Leaving Home initially unimpressed me on its release in 2005, seemingly too airy and insubstantial. But it's not; it's just that the album is not the expected follow-up to Blue Moon Station and it may demand more listens to appreciate the subtle, quiet depths of its first half. On these early tracks the rhythms often skim and flicker across the surface of the music rather than anchor it. Further in, the music acquires a more defined structure and Birgersson conjures two flat-out masterpieces. "Air Song" is a profoundly soulful piece of electronica. Snatches of guitar, voice, sitar and piano embellish a brilliantly simple 4-note bass phrase, and swirling around it's lumbering rhythm is a sense of space as infinite as a cloudless blue sky.

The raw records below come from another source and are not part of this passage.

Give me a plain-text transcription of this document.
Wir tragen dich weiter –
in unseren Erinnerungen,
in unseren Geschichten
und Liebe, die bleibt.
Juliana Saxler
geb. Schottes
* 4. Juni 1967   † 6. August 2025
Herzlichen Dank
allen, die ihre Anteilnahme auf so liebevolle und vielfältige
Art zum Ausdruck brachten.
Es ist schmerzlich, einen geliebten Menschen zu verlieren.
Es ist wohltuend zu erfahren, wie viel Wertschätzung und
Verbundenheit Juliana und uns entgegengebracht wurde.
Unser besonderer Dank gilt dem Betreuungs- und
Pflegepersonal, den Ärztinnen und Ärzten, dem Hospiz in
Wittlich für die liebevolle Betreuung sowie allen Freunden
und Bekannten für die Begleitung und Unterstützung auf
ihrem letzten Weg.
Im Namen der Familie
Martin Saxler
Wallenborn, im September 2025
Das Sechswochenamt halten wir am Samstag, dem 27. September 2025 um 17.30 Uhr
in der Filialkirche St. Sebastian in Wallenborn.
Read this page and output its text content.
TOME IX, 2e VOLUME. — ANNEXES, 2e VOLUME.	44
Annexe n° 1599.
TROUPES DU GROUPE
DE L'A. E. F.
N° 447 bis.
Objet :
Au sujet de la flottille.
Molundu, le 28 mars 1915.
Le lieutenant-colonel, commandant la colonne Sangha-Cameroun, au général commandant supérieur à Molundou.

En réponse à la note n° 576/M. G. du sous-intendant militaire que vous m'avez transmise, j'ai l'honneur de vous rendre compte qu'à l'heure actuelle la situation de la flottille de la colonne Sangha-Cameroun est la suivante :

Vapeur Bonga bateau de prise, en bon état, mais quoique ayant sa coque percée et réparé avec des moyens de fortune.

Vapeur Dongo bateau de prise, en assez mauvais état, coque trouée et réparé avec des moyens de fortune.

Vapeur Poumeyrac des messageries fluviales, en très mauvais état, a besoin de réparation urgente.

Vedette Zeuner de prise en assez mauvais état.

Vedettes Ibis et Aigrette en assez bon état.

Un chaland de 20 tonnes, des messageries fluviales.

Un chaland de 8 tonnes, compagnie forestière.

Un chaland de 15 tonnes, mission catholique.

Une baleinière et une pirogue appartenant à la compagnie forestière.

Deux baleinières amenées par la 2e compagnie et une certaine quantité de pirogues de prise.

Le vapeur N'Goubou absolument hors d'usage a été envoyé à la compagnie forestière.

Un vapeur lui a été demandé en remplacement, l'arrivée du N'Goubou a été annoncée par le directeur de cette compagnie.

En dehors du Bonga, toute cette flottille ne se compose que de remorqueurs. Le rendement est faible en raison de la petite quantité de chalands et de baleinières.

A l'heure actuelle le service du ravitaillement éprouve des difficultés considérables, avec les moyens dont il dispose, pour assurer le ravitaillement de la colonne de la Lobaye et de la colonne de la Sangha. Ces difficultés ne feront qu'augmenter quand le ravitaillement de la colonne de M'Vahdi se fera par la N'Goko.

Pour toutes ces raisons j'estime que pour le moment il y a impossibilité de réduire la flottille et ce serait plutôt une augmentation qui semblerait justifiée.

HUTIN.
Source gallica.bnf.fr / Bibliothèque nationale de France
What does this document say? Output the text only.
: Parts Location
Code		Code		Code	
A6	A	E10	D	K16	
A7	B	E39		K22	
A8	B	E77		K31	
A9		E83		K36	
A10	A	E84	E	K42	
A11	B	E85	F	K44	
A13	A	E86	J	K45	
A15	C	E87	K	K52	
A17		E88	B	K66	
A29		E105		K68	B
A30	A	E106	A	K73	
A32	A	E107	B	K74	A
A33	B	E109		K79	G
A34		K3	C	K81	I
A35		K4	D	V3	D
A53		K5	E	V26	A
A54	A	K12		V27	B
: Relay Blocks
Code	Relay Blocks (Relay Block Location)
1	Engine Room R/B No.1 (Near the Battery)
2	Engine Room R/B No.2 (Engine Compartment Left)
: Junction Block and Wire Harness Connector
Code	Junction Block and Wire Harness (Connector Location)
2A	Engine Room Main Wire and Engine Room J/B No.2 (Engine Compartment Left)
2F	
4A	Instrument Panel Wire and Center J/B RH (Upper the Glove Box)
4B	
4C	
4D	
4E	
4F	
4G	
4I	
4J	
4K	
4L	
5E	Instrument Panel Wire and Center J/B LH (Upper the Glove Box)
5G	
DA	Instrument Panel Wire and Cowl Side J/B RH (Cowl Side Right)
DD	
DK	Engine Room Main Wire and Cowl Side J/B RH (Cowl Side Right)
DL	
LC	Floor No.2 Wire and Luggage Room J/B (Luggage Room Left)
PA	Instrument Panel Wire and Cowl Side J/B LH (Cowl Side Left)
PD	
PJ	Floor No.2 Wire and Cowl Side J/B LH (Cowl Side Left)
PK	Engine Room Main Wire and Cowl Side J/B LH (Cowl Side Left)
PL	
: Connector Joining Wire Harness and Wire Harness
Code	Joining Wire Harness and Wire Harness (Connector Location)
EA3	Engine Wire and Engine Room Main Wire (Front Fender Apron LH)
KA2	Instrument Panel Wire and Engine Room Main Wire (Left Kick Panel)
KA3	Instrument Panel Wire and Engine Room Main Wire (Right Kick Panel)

This segues straight into "Cocoon Moon (Glastonbury mix)", an extraordinary piece of musical voodoo that marries ambient trance to a slow, hypnotic rock beat. Harmonically rich, full of space and with a touch of darkness, this track particularly rewards playback at loud volume.

If you connect with these two albums, you'll be ready to explore the rest of his now substantial catalogue. This includes some excursions into progressive psytrance for the dancefloor such as Earthshine (2007) and Random Friday (2012), a style at which he proves to be a rather dab hand.